Packing your life into two suitcases and moving across the world to an unknown life is tough. I knew that it would be when I applied.
(The hardest job you’ll ever love is what they say.)
I didn’t realize though, how hard goodbyes would be.
They talk about missing home, about new cultural norms, new food, and all the other factors of adjustment and integration. But then a year into service, the previous group of volunteers heads for home. They don’t tell you about sending home a group of friends week by week and all the goodbyes you have to say.
When a volunteer finishes their service, we call it COS, close of service.
I’ve been saying goodbye to COSing friends since August, which has been no picnic. This month we also had to say goodbye to one of our real gems, our Country Director, Corey.
I often tell people that getting placed in Macedonia is like hitting the jackpot. Corey is a huge part of that.
From the first day we met her in PST, we knew she was a positive force to be reckoned with.

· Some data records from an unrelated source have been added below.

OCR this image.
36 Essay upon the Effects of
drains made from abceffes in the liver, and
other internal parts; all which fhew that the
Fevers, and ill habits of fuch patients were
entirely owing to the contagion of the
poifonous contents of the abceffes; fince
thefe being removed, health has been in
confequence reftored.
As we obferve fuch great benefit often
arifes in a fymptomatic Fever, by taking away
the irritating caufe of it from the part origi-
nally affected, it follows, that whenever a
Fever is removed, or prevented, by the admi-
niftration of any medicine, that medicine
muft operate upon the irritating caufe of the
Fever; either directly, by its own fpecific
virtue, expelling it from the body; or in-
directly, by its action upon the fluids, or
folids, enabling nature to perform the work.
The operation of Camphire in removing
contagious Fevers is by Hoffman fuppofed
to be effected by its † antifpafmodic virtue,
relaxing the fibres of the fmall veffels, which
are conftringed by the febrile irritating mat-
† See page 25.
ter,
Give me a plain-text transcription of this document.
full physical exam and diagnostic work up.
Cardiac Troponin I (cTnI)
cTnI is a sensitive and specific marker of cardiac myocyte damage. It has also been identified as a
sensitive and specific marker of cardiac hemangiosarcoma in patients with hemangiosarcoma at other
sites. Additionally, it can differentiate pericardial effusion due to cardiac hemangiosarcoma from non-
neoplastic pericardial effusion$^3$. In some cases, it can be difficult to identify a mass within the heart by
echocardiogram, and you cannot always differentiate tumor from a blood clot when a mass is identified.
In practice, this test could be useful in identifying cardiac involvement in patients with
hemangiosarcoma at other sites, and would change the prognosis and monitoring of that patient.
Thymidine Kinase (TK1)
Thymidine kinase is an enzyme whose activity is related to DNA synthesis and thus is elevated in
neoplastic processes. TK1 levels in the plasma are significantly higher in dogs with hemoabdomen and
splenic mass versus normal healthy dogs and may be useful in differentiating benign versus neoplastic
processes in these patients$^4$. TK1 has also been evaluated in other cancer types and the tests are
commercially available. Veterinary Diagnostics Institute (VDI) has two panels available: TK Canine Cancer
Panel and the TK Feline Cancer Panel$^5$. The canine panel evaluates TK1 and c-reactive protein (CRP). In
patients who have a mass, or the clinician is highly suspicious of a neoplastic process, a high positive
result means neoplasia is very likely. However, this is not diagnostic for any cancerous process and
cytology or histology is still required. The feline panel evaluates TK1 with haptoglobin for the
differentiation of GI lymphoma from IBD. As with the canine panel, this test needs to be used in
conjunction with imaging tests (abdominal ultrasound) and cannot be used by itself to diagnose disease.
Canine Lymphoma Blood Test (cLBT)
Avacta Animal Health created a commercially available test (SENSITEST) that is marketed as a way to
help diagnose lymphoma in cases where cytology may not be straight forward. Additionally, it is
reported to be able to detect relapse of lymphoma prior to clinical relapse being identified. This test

She has done and seen more in her life so far than many could do with several lifetimes.
Peace Corps Macedonia won’t be the same without her.
When she announced her departure, the planning to send her off in style began almost immediately.
True to character, she opened up her home to as many volunteers that could attend a sendoff party, hosting more than 60 of us for an amazing afternoon of food, laughter, several rounds of tears, and of course rakija and oro.
We had a number of gifts for her: a mug covered in photos of her time here (because every COSing volunteer gets a Peace Corps mug), a customized wooden bottle of rakija, carved by workers at one of our volunteer’s organizations, a book of letters and notes from volunteers, and a video compilation of messages – including a farewell parody of Love, Actually, aptly titled Corey, Actually.
(To us, she is perfect.)
The day was over much too quickly, but no one left without a personal word and a big hug from Corey. (Little does she know that as soon as we get back to America, we’re all stopping by for dinner at her place.)
I hate all the goodbyes, but I know I’m lucky to have so many wonderful people in my life here who make the goodbyes so hard.
I just hope our next country director is a hugger.